(Editor's note: Jordan Royer is an endorser of the pro-tunnel campaign and made a contribution at an event. His pro-tunnel position is well known to regular readers of Crosscut, and The Seattle Times for that matter, but the editor handling the story wasn't aware of the campaign-related activity and failed to ask. Protect Seattle Now leaders have taken issue with this story; the statement from Esther Handy is in the comments.)
If, as they say, politics makes strange bedfellows, then no stranger couple exists in Seattle than the two organizations who oppose replacing the Alaskan Way Viaduct with a deep bore tunnel and a surface boulevard.
The tunnel opponents are not united in a solution. Rather, they acknowledge they are united in tunnel opposition only, while keeping their powder dry for the real fight that comes later if and when the tunnel is scrapped. The Sierra Club faction, led by Seattle Mayor Mike McGinn, wants a four-lane waterfront street, transit, and improvements to Interstate 5 to replace the Viaduct. The other faction, led by Magnolia activist and one-time candidate for mayor, Elizabeth Campbell, wants to build a new elevated structure.
While they know they may have to fight each other tooth and nail tomorrow, today they are warmly in bed together to stop the tunnel with a vote against city Referendum 1 on the August primary ballot.
Partly because the engineering aspects and the merits of various viaduct replacement schemes have been so thoroughly debated over the past 10 years, I have grown more interested in the politics and campaign strategies that may say a lot about how our city makes or does not make decisions about how we choose to grow in the future.
When Protect Seattle Now campaign manager Esther Handy and People’s Waterfront Coalition leader Cary Moon visited a pizza lunch with Crosscut writers the other day, I asked about these issues directly. In particular, I wanted to know what would happen the “day after tomorrow” if the tunnel project was defeated and the contractors left town.
Moon said there would be support in Olympia for a surface/transit/I-5 option and there would need to be a new process developed. When pressed for names of supporters in Olympia or even any local elected officials, save for McGinn and Seattle City Councilmember Mike O’Brien, she didn't offer any names. She did say that people aren’t speaking their minds now because they feel “intimidated” by the status quo leaders in business and labor. After the defeat, people would feel much freer to speak their minds.
Then she was asked about the part of her coalition that supports a new elevated structure. Won’t they fight to have their option funded in Olympia? Moon described this group as mostly older, and even though they may complain a lot, they don’t have much political power. She finished them off by saying they want to “go back to the seventies.” One has to wonder what the “new elevateds” — "The Brady Bunch"? — are saying about McGinn, Moon, and the Sierra Club.

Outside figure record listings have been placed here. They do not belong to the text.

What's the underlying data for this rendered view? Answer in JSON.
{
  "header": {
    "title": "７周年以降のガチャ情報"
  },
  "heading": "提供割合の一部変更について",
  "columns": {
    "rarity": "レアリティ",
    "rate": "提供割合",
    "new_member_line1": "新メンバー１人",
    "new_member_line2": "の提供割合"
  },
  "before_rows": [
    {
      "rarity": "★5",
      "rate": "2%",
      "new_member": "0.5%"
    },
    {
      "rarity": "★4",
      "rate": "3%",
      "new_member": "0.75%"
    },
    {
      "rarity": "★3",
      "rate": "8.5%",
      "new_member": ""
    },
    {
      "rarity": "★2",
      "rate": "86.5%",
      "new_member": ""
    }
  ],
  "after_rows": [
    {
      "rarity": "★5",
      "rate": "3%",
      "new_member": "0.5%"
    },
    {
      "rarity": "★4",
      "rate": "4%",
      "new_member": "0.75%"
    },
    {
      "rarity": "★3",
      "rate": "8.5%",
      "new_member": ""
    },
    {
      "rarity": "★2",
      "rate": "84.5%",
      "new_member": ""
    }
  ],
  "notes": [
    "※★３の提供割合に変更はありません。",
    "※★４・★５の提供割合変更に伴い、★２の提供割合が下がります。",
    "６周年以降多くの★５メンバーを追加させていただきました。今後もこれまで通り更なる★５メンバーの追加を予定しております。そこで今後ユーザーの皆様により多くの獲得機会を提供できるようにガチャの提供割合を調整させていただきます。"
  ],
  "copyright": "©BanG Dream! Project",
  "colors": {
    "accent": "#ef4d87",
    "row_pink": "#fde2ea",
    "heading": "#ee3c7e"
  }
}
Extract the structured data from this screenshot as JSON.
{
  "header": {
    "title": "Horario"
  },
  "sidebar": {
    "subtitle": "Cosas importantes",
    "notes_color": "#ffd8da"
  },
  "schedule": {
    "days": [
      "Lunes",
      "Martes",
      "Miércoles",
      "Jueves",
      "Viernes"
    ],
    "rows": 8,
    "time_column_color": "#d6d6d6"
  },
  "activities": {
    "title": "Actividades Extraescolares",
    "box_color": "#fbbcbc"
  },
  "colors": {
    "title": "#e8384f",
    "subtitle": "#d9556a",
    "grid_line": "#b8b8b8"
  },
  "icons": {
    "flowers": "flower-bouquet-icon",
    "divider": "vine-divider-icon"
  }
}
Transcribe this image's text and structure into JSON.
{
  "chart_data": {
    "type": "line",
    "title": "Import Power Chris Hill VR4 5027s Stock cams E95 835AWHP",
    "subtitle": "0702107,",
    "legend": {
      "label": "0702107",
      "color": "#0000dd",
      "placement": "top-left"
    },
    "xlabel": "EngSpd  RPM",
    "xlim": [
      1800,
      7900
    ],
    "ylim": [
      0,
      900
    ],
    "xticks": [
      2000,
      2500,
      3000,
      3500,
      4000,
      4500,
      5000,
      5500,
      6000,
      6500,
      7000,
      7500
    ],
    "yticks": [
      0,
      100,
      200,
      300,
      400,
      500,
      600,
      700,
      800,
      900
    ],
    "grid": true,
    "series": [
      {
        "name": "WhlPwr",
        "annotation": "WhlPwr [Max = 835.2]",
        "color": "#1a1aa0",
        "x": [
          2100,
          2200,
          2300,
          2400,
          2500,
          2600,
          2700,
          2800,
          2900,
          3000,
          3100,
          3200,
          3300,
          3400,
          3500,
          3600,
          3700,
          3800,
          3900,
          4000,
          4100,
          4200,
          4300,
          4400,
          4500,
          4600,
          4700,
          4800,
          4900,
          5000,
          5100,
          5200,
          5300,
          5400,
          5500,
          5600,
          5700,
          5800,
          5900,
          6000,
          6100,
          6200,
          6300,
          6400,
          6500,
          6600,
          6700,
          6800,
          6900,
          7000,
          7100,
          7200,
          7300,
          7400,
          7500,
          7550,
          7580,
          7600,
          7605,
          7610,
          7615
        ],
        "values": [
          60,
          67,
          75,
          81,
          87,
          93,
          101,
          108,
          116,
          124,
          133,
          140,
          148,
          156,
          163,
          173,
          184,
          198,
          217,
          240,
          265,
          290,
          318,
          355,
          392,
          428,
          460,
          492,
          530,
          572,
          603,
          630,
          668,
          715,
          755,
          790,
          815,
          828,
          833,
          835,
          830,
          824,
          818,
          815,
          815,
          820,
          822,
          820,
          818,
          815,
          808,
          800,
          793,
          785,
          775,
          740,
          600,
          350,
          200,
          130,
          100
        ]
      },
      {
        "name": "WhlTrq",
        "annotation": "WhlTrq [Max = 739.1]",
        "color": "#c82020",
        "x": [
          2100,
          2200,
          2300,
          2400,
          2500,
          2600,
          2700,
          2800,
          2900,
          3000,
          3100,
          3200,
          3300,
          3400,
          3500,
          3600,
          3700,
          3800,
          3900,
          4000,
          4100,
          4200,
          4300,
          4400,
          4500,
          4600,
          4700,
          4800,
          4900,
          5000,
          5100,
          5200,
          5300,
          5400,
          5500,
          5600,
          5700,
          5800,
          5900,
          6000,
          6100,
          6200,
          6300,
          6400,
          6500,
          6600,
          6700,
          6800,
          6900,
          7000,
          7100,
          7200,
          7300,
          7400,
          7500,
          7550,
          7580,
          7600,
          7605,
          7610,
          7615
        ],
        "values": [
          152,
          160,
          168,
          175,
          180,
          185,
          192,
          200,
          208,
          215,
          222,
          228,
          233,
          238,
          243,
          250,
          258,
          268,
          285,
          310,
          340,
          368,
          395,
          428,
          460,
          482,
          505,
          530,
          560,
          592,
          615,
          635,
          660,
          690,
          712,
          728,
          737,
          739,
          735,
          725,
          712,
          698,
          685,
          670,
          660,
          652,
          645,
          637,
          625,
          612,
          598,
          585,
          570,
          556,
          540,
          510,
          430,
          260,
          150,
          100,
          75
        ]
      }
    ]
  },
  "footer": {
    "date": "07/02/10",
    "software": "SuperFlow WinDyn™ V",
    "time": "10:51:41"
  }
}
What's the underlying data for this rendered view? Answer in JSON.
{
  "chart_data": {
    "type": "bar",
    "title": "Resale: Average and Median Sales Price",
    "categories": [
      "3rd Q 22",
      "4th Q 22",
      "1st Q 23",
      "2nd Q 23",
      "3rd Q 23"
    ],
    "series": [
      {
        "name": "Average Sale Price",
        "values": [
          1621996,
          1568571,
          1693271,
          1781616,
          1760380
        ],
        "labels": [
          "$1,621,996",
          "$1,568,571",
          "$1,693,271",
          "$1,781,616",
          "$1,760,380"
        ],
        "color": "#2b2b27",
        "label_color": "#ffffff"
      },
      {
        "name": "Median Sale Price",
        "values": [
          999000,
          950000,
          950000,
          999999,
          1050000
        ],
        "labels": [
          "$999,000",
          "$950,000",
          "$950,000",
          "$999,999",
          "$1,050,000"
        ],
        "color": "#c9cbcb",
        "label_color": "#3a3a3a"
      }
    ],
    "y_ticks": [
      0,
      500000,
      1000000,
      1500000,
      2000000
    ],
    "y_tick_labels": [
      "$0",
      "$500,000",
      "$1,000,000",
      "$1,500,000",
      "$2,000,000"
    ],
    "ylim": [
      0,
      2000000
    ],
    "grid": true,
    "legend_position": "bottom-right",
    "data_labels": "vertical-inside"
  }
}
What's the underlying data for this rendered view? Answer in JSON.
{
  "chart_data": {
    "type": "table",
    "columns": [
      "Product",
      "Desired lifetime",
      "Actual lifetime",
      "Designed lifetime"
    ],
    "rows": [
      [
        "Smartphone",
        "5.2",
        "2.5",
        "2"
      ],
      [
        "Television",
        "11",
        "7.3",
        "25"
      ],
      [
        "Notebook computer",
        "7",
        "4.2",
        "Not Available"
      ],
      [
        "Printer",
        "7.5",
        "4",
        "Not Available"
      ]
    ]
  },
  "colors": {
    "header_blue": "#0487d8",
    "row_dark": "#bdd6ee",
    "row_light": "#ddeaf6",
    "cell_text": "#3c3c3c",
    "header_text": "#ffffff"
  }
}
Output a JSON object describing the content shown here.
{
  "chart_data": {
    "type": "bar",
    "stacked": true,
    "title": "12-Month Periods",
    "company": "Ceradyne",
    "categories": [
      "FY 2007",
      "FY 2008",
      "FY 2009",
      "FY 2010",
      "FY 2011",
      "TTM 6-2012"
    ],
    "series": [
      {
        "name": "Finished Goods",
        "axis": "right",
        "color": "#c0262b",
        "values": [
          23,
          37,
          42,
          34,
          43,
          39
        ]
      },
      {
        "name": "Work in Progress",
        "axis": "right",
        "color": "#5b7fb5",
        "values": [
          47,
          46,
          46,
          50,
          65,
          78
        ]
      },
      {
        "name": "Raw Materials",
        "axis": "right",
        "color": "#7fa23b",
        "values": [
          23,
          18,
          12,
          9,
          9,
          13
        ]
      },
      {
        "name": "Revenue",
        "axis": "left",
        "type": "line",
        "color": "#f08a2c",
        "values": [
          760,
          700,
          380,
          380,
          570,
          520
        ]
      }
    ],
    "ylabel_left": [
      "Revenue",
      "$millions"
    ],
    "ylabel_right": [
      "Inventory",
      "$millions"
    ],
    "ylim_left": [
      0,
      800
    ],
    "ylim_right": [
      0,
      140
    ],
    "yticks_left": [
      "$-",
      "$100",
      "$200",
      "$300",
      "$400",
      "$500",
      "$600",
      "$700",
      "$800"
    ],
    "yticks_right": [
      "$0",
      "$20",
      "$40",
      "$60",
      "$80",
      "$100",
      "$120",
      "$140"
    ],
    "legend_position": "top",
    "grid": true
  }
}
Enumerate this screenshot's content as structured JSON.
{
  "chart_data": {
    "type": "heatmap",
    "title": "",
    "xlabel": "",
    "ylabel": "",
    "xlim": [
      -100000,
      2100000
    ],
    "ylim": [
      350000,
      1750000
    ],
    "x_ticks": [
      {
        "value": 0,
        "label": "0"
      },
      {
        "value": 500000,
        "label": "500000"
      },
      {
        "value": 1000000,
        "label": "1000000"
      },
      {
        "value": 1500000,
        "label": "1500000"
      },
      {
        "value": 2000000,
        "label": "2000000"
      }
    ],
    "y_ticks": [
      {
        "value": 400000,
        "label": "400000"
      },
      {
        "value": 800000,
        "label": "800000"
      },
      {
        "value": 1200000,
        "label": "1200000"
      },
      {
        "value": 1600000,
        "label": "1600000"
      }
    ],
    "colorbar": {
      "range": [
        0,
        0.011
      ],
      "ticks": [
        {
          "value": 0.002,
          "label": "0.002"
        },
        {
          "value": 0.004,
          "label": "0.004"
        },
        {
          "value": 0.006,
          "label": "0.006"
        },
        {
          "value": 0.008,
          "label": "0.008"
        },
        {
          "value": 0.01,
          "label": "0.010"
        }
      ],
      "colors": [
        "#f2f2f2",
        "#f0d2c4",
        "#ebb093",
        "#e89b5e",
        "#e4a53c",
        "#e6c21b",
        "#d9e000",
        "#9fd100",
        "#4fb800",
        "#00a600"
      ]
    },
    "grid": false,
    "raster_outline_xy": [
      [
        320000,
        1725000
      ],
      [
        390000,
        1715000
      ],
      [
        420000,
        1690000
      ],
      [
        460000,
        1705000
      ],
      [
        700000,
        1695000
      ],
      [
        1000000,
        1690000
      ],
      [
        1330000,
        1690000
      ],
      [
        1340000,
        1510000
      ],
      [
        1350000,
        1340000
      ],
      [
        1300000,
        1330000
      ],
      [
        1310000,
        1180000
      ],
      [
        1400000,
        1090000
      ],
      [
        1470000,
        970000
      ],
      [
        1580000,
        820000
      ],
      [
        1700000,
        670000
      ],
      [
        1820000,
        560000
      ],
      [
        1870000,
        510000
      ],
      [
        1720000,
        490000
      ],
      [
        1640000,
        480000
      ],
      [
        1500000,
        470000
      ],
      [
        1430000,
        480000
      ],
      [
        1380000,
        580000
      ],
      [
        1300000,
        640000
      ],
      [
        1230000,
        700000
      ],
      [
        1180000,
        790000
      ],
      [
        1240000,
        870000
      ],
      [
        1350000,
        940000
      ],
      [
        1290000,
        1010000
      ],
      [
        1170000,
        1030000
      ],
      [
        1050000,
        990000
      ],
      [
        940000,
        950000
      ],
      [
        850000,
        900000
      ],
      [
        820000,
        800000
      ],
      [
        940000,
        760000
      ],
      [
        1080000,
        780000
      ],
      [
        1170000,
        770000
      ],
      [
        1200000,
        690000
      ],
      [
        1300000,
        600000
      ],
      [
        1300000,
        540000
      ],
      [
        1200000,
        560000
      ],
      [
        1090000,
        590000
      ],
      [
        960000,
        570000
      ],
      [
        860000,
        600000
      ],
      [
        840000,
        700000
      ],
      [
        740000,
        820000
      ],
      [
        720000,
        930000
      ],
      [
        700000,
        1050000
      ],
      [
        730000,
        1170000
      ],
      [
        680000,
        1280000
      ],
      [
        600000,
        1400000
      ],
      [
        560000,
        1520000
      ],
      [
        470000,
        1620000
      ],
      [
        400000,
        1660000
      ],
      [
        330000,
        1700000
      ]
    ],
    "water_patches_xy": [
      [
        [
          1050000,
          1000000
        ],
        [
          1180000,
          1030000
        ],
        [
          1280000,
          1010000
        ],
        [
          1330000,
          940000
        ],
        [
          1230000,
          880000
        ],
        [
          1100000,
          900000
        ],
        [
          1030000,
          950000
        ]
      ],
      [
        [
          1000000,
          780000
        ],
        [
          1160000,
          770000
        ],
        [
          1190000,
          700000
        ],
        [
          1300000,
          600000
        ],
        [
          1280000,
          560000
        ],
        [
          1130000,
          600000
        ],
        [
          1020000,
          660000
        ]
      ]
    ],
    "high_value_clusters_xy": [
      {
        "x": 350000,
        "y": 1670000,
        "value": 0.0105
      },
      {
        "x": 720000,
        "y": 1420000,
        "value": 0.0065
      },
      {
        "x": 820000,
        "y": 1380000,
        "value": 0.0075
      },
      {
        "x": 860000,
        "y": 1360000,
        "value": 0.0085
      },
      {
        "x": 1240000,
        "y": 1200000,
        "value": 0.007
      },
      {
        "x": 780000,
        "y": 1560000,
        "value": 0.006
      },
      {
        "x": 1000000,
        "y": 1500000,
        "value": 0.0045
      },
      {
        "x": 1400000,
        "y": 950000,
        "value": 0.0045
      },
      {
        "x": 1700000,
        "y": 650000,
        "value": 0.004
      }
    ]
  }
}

So will the fragile anti-tunnel coalition be able to work together, given some apparently frosty cross-generational realities? Will the coalition strategy of simply fanning the flames against tolling and fear of the unknown produce a reverberating no on Referendum 1 in August, sending a signal to Olympia to change course? And what happens then? Will "That 70's Show" — Let’s Rebuild the Viaduct — make a retro-appearance, like the Mariners’ old uniforms? Or will the leaders of the Legislature’s transportation committees decide that we should rethink the whole process and start the planning all over again?
Beyond the saying about strange bedfellows, another old political saw may have meaning for this odd couple fighting the tunnel: “The lion may lie down with the lamb, but the lamb won’t get much sleep.”